After far too long, we’re shipping a comprehensive set of tools for folder manipulation in Box. If you’ve been cobbling together workarounds or manually clicking through the UI, this update is for you.

What you can actually do now
The basics (that should have always been there)
Create, rename, move, copy, and delete folders programmatically. Yes, really. You can now build folder structures on the fly, reorganize content at scale, and tear down what you don’t need anymore. The delete operation even supports recursive deletion when you need to nuke an entire tree. Be careful!
Information and discovery
Pull detailed info about any folder or list its contents. The list operation goes beyond surface-level too : turn on recursive traversal and you’ll get everything nested underneath, however deep it goes. Perfect for auditing, backup workflows, or finding that one file buried three levels down.
Organization
Add descriptions to folders so people actually know what they’re looking at. Tag folders for categorization and search. Query those tags when you need them. It’s basic organizational hygiene that’s now scriptable.
User experience touches
Mark folders as favorites (or remove them from favorites). It’s a small thing, but when you’re building tools for actual humans, these details matter.
Collaboration and access controls
Configure who can invite collaborators to a folder and whether non-owners can see the full collaborator list. Lock down collaboration to your enterprise only if needed. Set upload email addresses so external folks can contribute without full access.
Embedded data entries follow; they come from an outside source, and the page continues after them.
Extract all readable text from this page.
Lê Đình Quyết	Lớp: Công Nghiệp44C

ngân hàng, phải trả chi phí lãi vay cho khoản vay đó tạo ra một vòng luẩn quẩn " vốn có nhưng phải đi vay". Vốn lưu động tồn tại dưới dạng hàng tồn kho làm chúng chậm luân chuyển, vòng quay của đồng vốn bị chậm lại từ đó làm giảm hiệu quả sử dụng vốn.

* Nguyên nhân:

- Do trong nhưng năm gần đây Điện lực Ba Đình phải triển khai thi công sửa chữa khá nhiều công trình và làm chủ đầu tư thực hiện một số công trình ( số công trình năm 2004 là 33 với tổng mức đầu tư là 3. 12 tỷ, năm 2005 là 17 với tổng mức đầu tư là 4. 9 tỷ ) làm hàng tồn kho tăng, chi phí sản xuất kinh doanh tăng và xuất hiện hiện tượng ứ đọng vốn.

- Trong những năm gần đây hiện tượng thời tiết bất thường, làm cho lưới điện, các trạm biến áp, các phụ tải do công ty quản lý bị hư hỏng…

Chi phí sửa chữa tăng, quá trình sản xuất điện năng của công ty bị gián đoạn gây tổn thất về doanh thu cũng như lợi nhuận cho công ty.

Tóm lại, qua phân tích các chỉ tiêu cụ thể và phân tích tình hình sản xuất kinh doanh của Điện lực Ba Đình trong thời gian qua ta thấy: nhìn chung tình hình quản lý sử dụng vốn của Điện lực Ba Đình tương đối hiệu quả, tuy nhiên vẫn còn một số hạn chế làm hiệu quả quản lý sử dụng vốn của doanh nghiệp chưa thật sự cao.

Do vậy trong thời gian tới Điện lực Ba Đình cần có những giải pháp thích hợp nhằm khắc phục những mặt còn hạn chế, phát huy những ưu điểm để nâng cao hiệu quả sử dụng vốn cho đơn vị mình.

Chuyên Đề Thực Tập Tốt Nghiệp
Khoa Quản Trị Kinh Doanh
Control sync behavior for folders.
Combining tools: real scenarios
Project template setup: Create a new project folder, set its description, configure collaboration settings to enterprise-only, then copy your standard subfolder structure into it. Add relevant tags for discoverability and mark it as a favorite for the team lead.
Content migration: List all items in a source folder recursively, create the destination structure, copy folders over with new names, verify the migration by comparing recursive listings, then clean up by removing old folders.
Bulk organization: Query folders by listing contents across multiple parent directories, add consistent tags based on content type or date, update descriptions programmatically, and reorganize by moving folders into a new taxonomy.
Access management audit: Retrieve folder info to check collaboration settings, list all tags to verify classification, query favorites to understand what teams are actively using, then bulk-update collaboration policies where needed.
Automated cleanup: Recursively list folder contents, identify stale directories based on your criteria, remove from favorites if present, strip out tags, then delete with recursive flag enabled.
The step-by-step demo
Let’s start by simple creating a folder:

Of course I had to get that wrong and needed to rename the folder.
Now let’s add a description and some tags:

I also want to see this folder in my favorites:

This is what the folder looks like now:


Box app displaying the folder tags
Now let’s create a bit of a structure:

Claude created two folders
And I messed it up again. Let’s move the contracts folder into the legal folder:

Claude moved the Contracts folder
Now a need the exact same structure to store older documents, like an archive:

Claude copied and renamed an entire folder structure
Let’s check what we can see now:

Claude listing the demo folder recursively

Now let’s clean up. Although Box does have a trash, where files and folder can be recovered, deleting folders can be disruptive to your organization:

Claude deleted the folder recursively

Box app can’t find the folder anymore
That’s it. No revolutionary breakthrough here, just solid tools that let you manage folders without fighting the platform. They work the way you’d expect them to work. Ship your automations, build your workflows, and stop clicking through web UIs.
Available now in the Box Community MCP server.